Angela Carter: The Bloody Chamber
I read The Magic Toyshop by Angela Carter a couple of years ago, and it was such a good novel that I definitely wanted to read more by the author. Plus, as I was an English major student at the university, it is still important for me to get to know the work of such seminal authors I only heard about as a student, but due to a lack of time or my different schedule did not have the chance to read their works.
Speaking about majoring in English, I must mention that after reading two of her books, I consider Angela Carter to be one of the most suitable authors for a course in English literature. Her books are full of literary and cultural references (of which, I guess, I only recognize about 1 percent); they can be read from a psychoanalytical, a feminist or a magical realist point of view; and whole courses could be filled with the analysis of her strong, often erotically charged words and symbols. Despite all this, Angela Carter doesn’t intimidate me, and I don’t consider her to be a writer whose work can only be appreciated and enjoyed if you happen to be a university professor of English literature.
The Bloody Chamber consists of ten short stories, and each one is the adaptation of a well-known tale or legend. Among them we find the stories of Little Red Riding Hood, Puss-In-Boots and the Beauty and the Beast. In her foreword to the book English author Helen Simpson mentions that The Bloody Chamber is not the rewriting of these tales from a feminist perspective, instead (according to both her and Angela Carter) it is a collection of stories which bring the hidden contents of the old tales to the surface and the author uses these contents to write new stories on their basis. And I agree with Simpson and Carter.
While reading these tales, I indeed felt that Angela Carter wrote new stories, and the fact that her stories are based on tales known to virtually everybody is ’only’ important as this way the stories are provided with an extra layer of meaning. This of course entails that you don’t necessarily have to know the original tales in order to understand the tales of Angela Carter. I, for example, was not familiar with the exact story of Puss-in-Boots, but I greatly enjoyed Carter’s tale of the same title.
Angela Carter also creates an interesting effect by featuring modern devices such as the telephone, the train or the bicycle in the tales set in an unidentifiable period. By using such out of place objects in her stories, she creates a distance between the original tales and her own versions of them (since in the original texts, naturally, no such objects appeared), and also emphasizes that the violence and eroticism present in the original tales is also very much there in the lives of heroes living in an era of technical achievements.
The short stories of this collection are, by the way, rather oppressive, stifling and orgiastic texts. A reason for this oppressiveness could be that most of the stories consist only of descriptive passages, and contain no dialog whatsoever which would make the story easier to read and digest. Another reason could be that Angela Carter obviously enjoys her own writing and luxuriates in dark words suggesting decadence, animalistic feelings, perverseness and corruption. In her world, the sweet smell of roses always mingles with the dazing stench of decay, and even the purest virginity always foreshadows future promiscuity and cruel sexuality.

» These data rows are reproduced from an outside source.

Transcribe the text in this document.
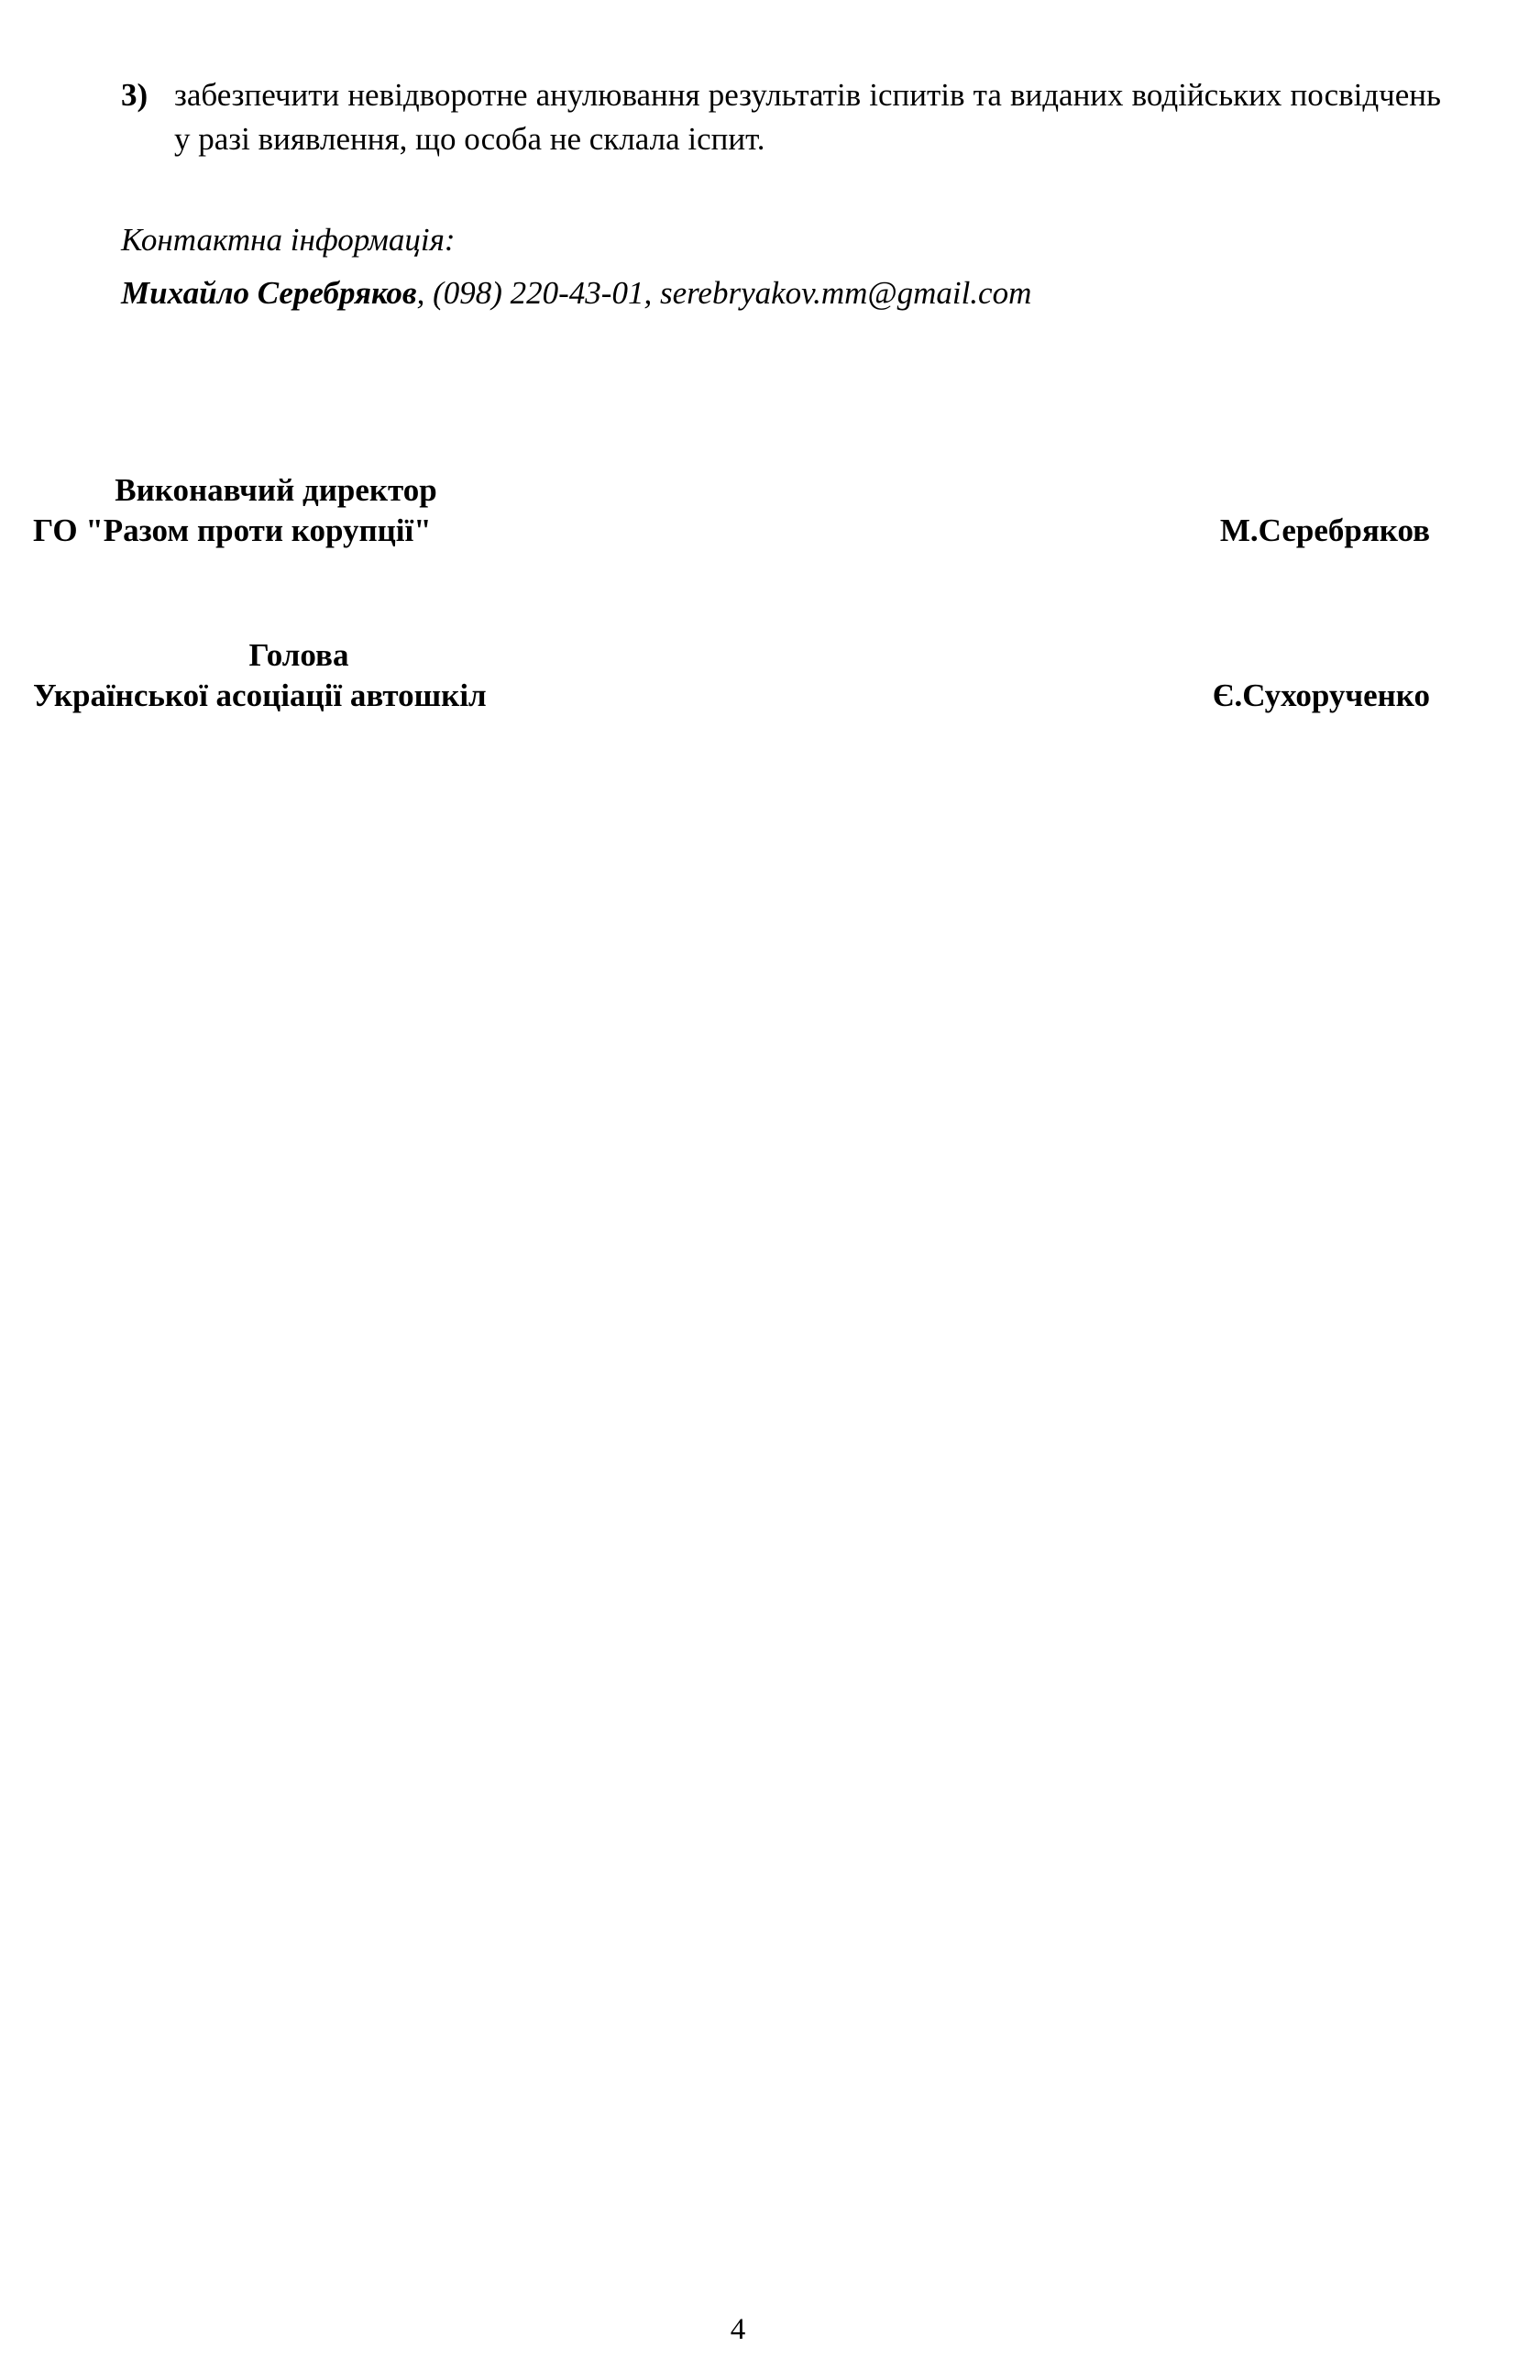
3) забезпечити невідворотне анулювання результатів іспитів та виданих водійських посвідчень у разі виявлення, що особа не склала іспит.
Контактна інформація:
Михайло Серебряков, (098) 220-43-01, serebryakov.mm@gmail.com
Виконавчий директор
ГО "Разом проти корупції"	М.Серебряков
Голова
Української асоціації автошкіл	Є.Сухорученко
4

Because of all these, it must be a real challenge for any translator to translate the work of Angela Carter. It can’t be easy to render the poetic and erotic language of Angela Carter in another language without the result being kitschy and ridiculous, and it must also take a lot of effort and ingenuity to make sure that the motifs surfacing at different parts of the same short story or appearing in several stories (such as the contrast between the cold North and the seemingly warm, friendly South; the roses which appear all the time; or the not entirely human lovers) appear where they need to appear, and that the bizarre words appearing from time to time resonate throughout the whole collection, and constantly remind the reader of the context in which they previously appeared.

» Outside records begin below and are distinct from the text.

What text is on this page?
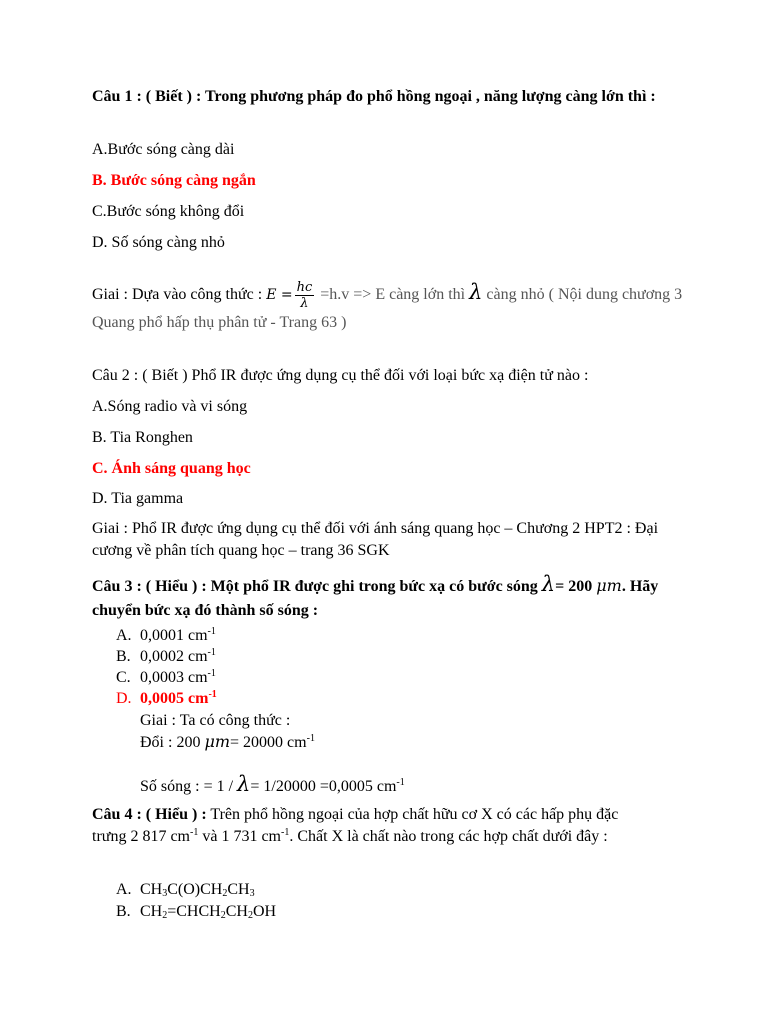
Câu 1 : ( Biết ) : Trong phương pháp đo phổ hồng ngoại , năng lượng càng lớn thì :

A.Bước sóng càng dài

B. Bước sóng càng ngắn

C.Bước sóng không đổi

D. Số sóng càng nhỏ

Giai : Dựa vào công thức : $E = \frac{hc}{\lambda} =h.v => E$ càng lớn thì λ càng nhỏ ( Nội dung chương 3 Quang phổ hấp thụ phân tử - Trang 63 )

Câu 2 : ( Biết ) Phổ IR được ứng dụng cụ thể đối với loại bức xạ điện tử nào :

A.Sóng radio và vi sóng

B. Tia Ronghen

C. Ánh sáng quang học

D. Tia gamma

Giai : Phổ IR được ứng dụng cụ thể đối với ánh sáng quang học – Chương 2 HPT2 : Đại cương về phân tích quang học – trang 36 SGK

Câu 3 : ( Hiểu ) : Một phổ IR được ghi trong bức xạ có bước sóng λ= 200 μm. Hãy chuyển bức xạ đó thành số sóng :

A. 0,0001 $cm^{-1}$
B. 0,0002 $cm^{-1}$
C. 0,0003 $cm^{-1}$
D. 0,0005 $cm^{-1}$
Giai : Ta có công thức :
Đổi : 200 μm= 20000 $cm^{-1}$
Số sóng : = 1 / λ= 1/20000 =0,0005 $cm^{-1}$

Câu 4 : ( Hiểu ) : Trên phổ hồng ngoại của hợp chất hữu cơ X có các hấp phụ đặc trưng 2 817 $cm^{-1}$ và 1 731 $cm^{-1}$. Chất X là chất nào trong các hợp chất dưới đây :

A. $CH_3C(O)CH_2CH_3$
B. $CH_2=CHCH_2CH_2OH$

And simply reading Angela Carter is quite a challenge for me – but it’s a pleasure as well. I have to pay a lot of attention to it but it’s worth the effort. My only problem with Carter is that she is a bit too clever and conscious for me (and I’ve never thought that one day I will object to these qualities). If only she were a bit more spontaneous and human, I could easily become her greatest fan. But this way I only know and understand what a good writer she was and I will definitely read her other works as well, but she will never become my favourite.